I often think that without these women, Chinese society would be even darker. Because it was they who stepped forward at the most dangerous moments; who spoke when others dared not speak; who insisted on remembering when history was being buried; who still refused to bow completely when the entire society was pressed down by fear. Through their suffering, they illuminated the true face of this system. Through the price they paid, they let the world see what the CCP’s so-called “stability,” “harmony,” and “women’s liberation” are built upon.

So on this so-called International Women’s Day, I would rather dedicate my tribute to these truly suffering and truly courageous Chinese women. They are not symbols in holiday propaganda, not embellishments in slogans, and not “women’s representatives” used by officials to decorate their image. They are witnesses to China’s painful reality, people who did not bow under power, and proof that this nation has not yet become completely numb.

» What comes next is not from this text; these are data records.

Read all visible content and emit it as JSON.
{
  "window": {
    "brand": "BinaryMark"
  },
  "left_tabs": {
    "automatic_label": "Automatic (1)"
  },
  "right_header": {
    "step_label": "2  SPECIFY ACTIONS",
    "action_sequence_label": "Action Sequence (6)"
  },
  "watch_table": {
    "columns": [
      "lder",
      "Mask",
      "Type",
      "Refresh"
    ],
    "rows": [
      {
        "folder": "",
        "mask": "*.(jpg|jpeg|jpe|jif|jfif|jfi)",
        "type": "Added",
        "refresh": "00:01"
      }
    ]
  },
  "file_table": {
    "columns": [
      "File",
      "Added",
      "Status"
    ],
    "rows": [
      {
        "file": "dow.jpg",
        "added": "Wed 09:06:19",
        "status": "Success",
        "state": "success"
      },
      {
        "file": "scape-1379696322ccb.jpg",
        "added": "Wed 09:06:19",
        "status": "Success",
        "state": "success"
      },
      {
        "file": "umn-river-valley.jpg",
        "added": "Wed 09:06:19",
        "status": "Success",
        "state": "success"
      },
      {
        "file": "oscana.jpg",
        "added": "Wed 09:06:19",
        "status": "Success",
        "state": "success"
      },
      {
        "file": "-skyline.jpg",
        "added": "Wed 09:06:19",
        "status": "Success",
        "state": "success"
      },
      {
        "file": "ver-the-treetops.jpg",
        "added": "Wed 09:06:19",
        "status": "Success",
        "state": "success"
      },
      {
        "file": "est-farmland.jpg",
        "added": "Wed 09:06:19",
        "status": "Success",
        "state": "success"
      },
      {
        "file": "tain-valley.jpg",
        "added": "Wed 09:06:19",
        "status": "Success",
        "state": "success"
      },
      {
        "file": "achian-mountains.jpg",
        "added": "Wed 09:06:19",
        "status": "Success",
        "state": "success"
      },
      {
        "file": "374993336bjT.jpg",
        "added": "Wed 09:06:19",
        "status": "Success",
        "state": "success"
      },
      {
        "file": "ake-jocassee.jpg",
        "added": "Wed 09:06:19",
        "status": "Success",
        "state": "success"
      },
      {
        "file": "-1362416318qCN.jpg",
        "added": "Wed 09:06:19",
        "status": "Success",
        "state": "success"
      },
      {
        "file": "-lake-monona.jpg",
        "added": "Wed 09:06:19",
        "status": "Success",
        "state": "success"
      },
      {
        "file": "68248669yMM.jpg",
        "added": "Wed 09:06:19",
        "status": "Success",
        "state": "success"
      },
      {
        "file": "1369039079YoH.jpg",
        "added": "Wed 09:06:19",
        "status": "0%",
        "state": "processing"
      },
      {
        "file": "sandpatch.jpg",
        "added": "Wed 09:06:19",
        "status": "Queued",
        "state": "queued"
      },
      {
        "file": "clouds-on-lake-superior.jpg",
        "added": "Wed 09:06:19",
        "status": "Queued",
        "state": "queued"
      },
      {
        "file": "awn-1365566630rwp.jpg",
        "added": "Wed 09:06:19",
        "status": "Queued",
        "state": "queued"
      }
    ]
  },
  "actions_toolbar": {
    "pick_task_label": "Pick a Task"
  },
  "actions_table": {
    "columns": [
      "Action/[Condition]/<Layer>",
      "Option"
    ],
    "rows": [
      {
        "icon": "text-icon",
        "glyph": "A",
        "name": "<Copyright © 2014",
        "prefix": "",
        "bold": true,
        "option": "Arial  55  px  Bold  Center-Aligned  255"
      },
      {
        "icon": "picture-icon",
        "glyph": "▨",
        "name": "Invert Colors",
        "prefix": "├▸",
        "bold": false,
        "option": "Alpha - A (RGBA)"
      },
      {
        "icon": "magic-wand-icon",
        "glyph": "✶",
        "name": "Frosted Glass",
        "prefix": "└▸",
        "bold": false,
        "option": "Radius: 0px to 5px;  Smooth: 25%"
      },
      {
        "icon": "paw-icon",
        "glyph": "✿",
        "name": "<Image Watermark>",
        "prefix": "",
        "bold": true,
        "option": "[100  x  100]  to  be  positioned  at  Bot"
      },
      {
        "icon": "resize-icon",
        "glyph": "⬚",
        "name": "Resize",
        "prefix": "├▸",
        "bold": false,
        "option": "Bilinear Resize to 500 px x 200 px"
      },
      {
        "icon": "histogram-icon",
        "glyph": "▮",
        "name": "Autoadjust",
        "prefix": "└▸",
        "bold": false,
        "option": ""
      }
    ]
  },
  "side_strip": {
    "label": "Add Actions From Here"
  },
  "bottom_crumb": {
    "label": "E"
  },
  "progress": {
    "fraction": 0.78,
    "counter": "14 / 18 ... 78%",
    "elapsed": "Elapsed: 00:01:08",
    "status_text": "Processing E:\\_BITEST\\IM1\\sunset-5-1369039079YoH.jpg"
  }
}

I write this short essay simply to express one very basic thought: to commemorate Chinese women today, we cannot speak only of flowers and praise. We cannot speak only of success and glamour. We certainly cannot pretend, in the festive atmosphere created by the CCP, that everything is fine. What truly deserves remembrance are the women persecuted for upholding conscience; the women in prisons, detention centers, under surveillance, and on the road of exile, who still have not given up their dignity.

Their suffering must not be covered by a holiday.Their names must not be swallowed by silence.Their courage must not remain only in the memory of a few.

May the day come when Women’s Day in China is no longer burdened with repression and tears, when no more women are imprisoned for speaking the truth, punished for pursuing justice, or have their lives destroyed for defending dignity. Only then will Chinese women truly have a holiday that belongs to them.